Didn’t you see the video of a Planned Parenthood executive in L.A. lunching and munching in a chichi restaurant while discussing the sale of fetal body parts for human medical purposes? I think at one point she humorously coos that she someday hoped to buy a Lamborghini. (For the drivers of used cars a Lamborghini is a wildly expensive luxury car, the price of which starts at $200,000)
“She was just joking, and they were just talking about the medical use of fetal tissue? What’s wrong with that?”
 It’s human tissue they are selling, taken from a live human being, for God’s sake!!! Have you allowed your conscience to become that dull?  What are the rules for? The rules keep us from returning to paganism and devouring ourselves.
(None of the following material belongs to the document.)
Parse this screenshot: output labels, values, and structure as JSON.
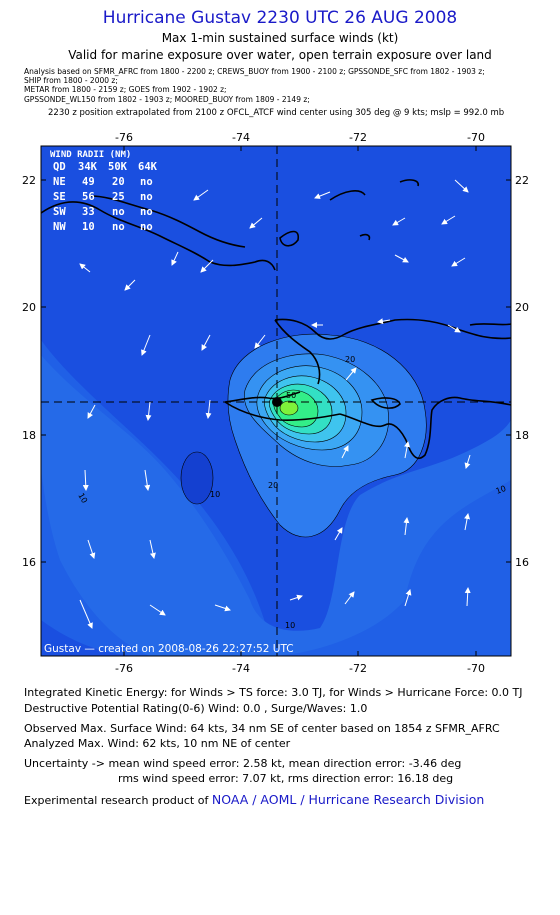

It’s just a wedding? No, for your brother it’s a violation of conscience and each violation of conscience make the next violation of conscience just a little bit easier, until we have killed our own individual consciences and then the conscience of society as a whole. We become Nazis.
I knew Nazis in Germany. They had very easy consciences. They were happy to go along to get along.
“Why fight it? Everybody is doing it. Everybody agrees with the current political wisdom.”
Do not forget that Planned Parenthood was founded by Margaret Sanger, a collaborator with Hitler and his program of eugenics. The Nazi Mengele was happy to do experiments with the tissue of children aborted or not. Hitler returned Germany to its pagan roots and encouraged the worship of Germanic nature spirits. Germany is now a dying pagan country, and the Catholic Church in America is not far behind.  Let your brother keep his conscience, it is a rare and precious thing these days.
One more good reason for your brother not to attend the Druid wedding in the woods: it is lousy symbolism. I imagine that Nigel and his true love are doing this because it has so much meaning for them. A Catholic ceremony, with all its silly requirements and paperwork and its ridiculous refusal to allow an outdoor weddings would just have no meaning for them.
You want to know why we Catholics generally don’t allow outdoor weddings? There is an altar in a church. Altars are where one makes sacrifice and marriage is a sacrifice.  Marriage is a gift given not just by bride and groom to each other, but to their children, to the third and fourth generation and beyond. It is a sacrifice made for humanity and for history, but we have reduced it to a narcissistic fantasy from bridal magazines the size of telephone books. The basic building block of Christendom has become a plaything for wedding planners and for aging children, to the third and fourth marriage.
Cardinal Francis George quoted someone; I don’t remember whom, saying that when one invents one’s own religion, he generally ends up worshipping himself. I prefer to worship at the living temple built by Abraham, Isaac and Jacob, and by their descendant, Jesus of Nazareth, Son of God and Son of Mary. I will not bow down with you at the shrine of Nigel’s invented religion.
Has it occurred to you that perhaps you are the one looking down your nose at him? Why do you want to force your brother to worship at your Temple of the Easy Conscience? At least leave him his religion. He doesn’t seem to have much else.